Bonjour mon Toto bien-aimé, bonjour mon cher adoré, bonjour, comment vas-tu ce matin mon pauvre amour ? Je pense à toi avec ravissement mon Victor. Je te trouve beau, je te trouve noble, bon, généreux. J’ai le cœur plein de respect et d’adoration. Je voudrais que tu puisses le voir tel qu’il est pour toi mon bien-aimé et tu serais sûr qu’il n’y a pas un seul mauvais sentiment. J’en excepte la jalousie que j’éprouvai si vite et [plusieurs mots illisibles] que le premier jour où je t’ai aimé. Je suis jalouse de toi. Jalouse de tout ce que tu vois, de tout ce que tu touches, de l’air que tu respiresb loin de moi, du sommeil que tu prends hors de mes bras, de tout ce qui te plaît et qui n’est pas moi. Oui, oui, je suis jalouse, je ne m’en défends pas plus que je ne me défends de t’aimer. Pour un clou que tu [illis.] chez toi je donnerais un diamant pour que cela soit chez moi, pour une loque que tu mets à ton mur je donnerais un morceau de mon âme pour que ce soit sur le mien. Mais ce n’est ni le clou, ni le lambeau quelconque que je regrette. C’est le temps que tu passes loin de moi, c’est le plaisir et le bonheur que je crois que tu y trouves. Voilà ce qui me fait mal et me rend [illis.] injuste à tes yeux. [Illis.], mon Victor adoré, ces heures que tu passes loin de moi à [plusieurs lignes illisibles]. Je donnerais des années de ma vie pour les passer à tes pieds.

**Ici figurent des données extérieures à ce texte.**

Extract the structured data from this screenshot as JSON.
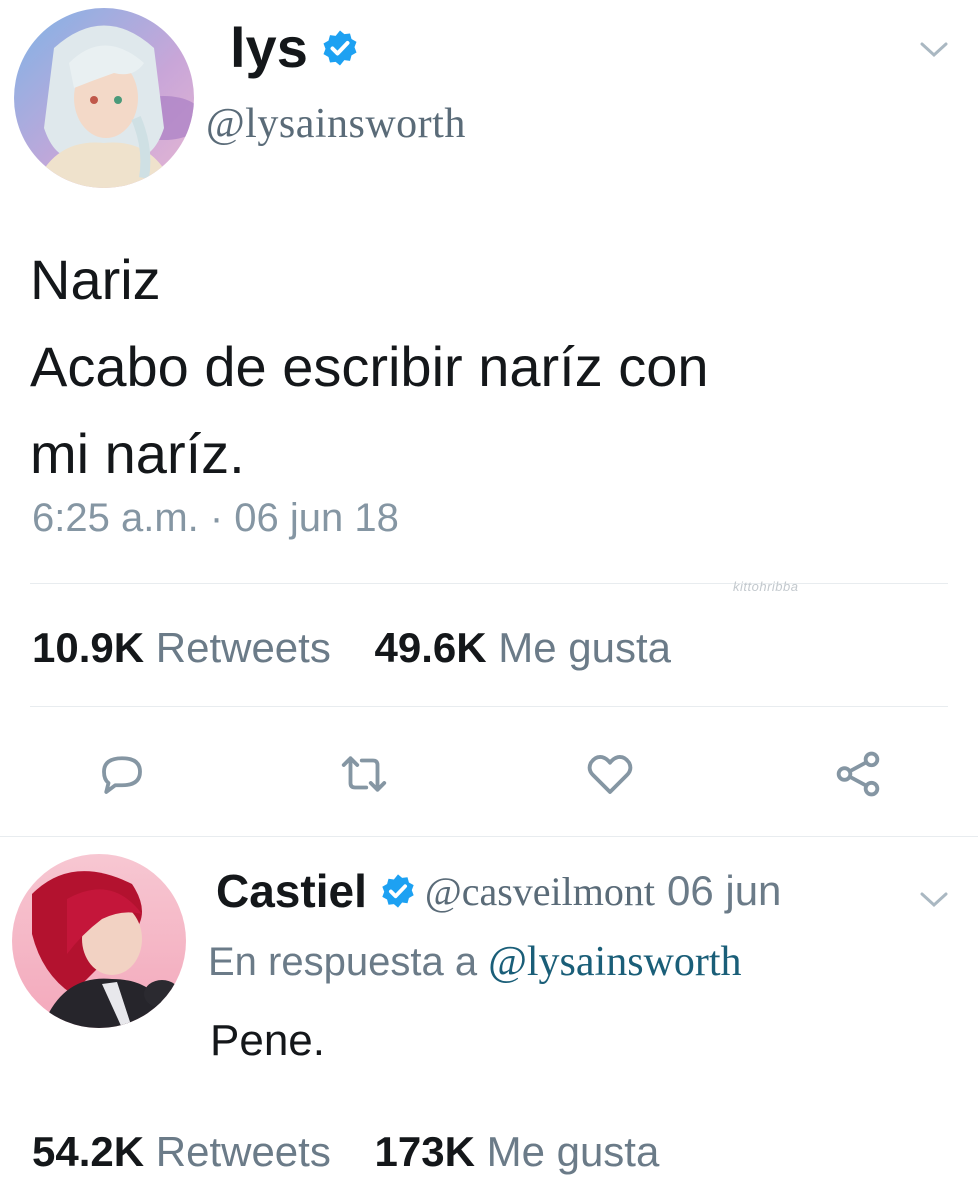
{
  "tweet": {
    "display_name": "lys",
    "handle": "@lysainsworth",
    "verified_icon": "verified-badge-icon",
    "text_lines": [
      "Nariz",
      "Acabo de escribir naríz con",
      "mi naríz."
    ],
    "timestamp": "6:25 a.m. · 06 jun 18",
    "watermark": "kittohribba",
    "retweets": "10.9K",
    "retweets_label": "Retweets",
    "likes": "49.6K",
    "likes_label": "Me gusta",
    "actions": [
      "reply-icon",
      "retweet-icon",
      "like-icon",
      "share-icon"
    ]
  },
  "reply": {
    "display_name": "Castiel",
    "handle": "@casveilmont",
    "date": "06 jun",
    "in_reply_prefix": "En respuesta a",
    "in_reply_handle": "@lysainsworth",
    "text": "Pene.",
    "retweets": "54.2K",
    "retweets_label": "Retweets",
    "likes": "173K",
    "likes_label": "Me gusta"
  },
  "colors": {
    "verified": "#1da1f2",
    "text": "#14171a",
    "muted": "#6b7b88",
    "link": "#1a5e78"
  }
}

Quand nous serons morts tous les deux tu verras combien c’est vrai et combien il y avait d’amour désintéressé et sublime dans le cœur de ta pauvre Juju. En attendant, mon bien-aimé, pardonne-moi de te tourmenter dans un moment où ton pauvre cœur est si triste. Je suis au désespoir du mal que je t’ai fait. J’ai les yeux pleins de larmes en y pensant. Mon adoré, mon adoré, pardonne-moi de t’aimer trop.

Juliette

BnF, Mss, NAF 16364, f. 203-204
Transcription de Gwenaëlle Sifferlen assistée de Florence Naugrette

a) « 11 ».
b) « respire ».


10 octobre [1846], samedi après-midi, 4 h. ½

Je t’écris bien tard, mon doux aimé, et j’espérais que tu serais venu avant que je n’aie pu t’écrire mais je vois que tu es encore plus en retard que moi. Il est vrai que, si au lieu de t’écrire, il s’agissait de te voir, bien loin d’être en retard je serais toujours en avance. Je sais que tu travailles, mon adoré, et je me résigne le plus mal que je peux à cette attente forcée, espérant que tôt ou tard le bon Dieu récompensera la patience que je n’ai pas. Je viens d’envoyer le médaillon [1] et la lettre à Saint-Mandé par Duval. Dès que je m’en sentirai la force, j’irai. Mais jusqu’à présent je n’ai pas de courage.
J’ai vu tantôt Mme Lafabrègue, la pauvre femme vient de perdre son mari et paraît le regretter beaucoup. Je la plains de tout mon cœur parce que c’est une bien bonne et bien honnête femme. Tu vois, mon cher adoré, que l’emploi de ma journée n’est rien moins que gai et qu’il ne faudrait rien moins que ta douce et chère présence pour me sortir de tout cet entourage de tristesse et de deuil. Je n’entends toujours pas parler de M. Pradier, aucun Lanvin ne me donne signe de vie. Je voudrais, si tu n’y as pas autrement de répugnance, que tu allasses voir M. Pradier. Cela lui ferait souvenir qu’il n’a pas encore payé M. Triger et peut-être aussi cela le déterminerait-il à faire le buste de sa pauvre fille [2]. Cependant, je ne veux pas que cela te coûte trop d’ennui et te fasse trop de dérangement.

10 h. ½

J’en étais là, mon Toto, quand la mère Lanvin est arrivée. Tu sais ce qu’elle m’a dit, et pour le buste de ma pauvre enfant et pour M. Triger. Nous verrons si tout cela se réalise comme je le désire et comme je l’espère. Du reste la pauvre femme m’a fait avaler ma langue et mes yeux jusqu’à 10 h. avec les répétitions sans nombre et sans fin de ses infortunes domestiques. C’est une fatalité attachée à moi qui fait que toutes les personnes que je connais, sans vous en excepter, sont parfaitement ennuyeusesa. Mettez cela à la sauce que vous voudrez, je n’en rabattrai rien du tout. En attendant, on vous fait rôtir des poulets et l’on vous fait des soupers de Gargantua. Tâchez d’arriver à l’heure, vieux scélérat, si vous tenez à votre popularité auprès de la maritorne [3]. Quant à moi je vous baise.

Juliette

BnF, Mss, NAF 16364, f. 205-206
Transcription de Gwenaëlle Sifferlen assistée de Florence Naugrette

a) « ennuieuses ».

Notes

[1Victor Vilain a réalisé un médaillon de Claire Pradier.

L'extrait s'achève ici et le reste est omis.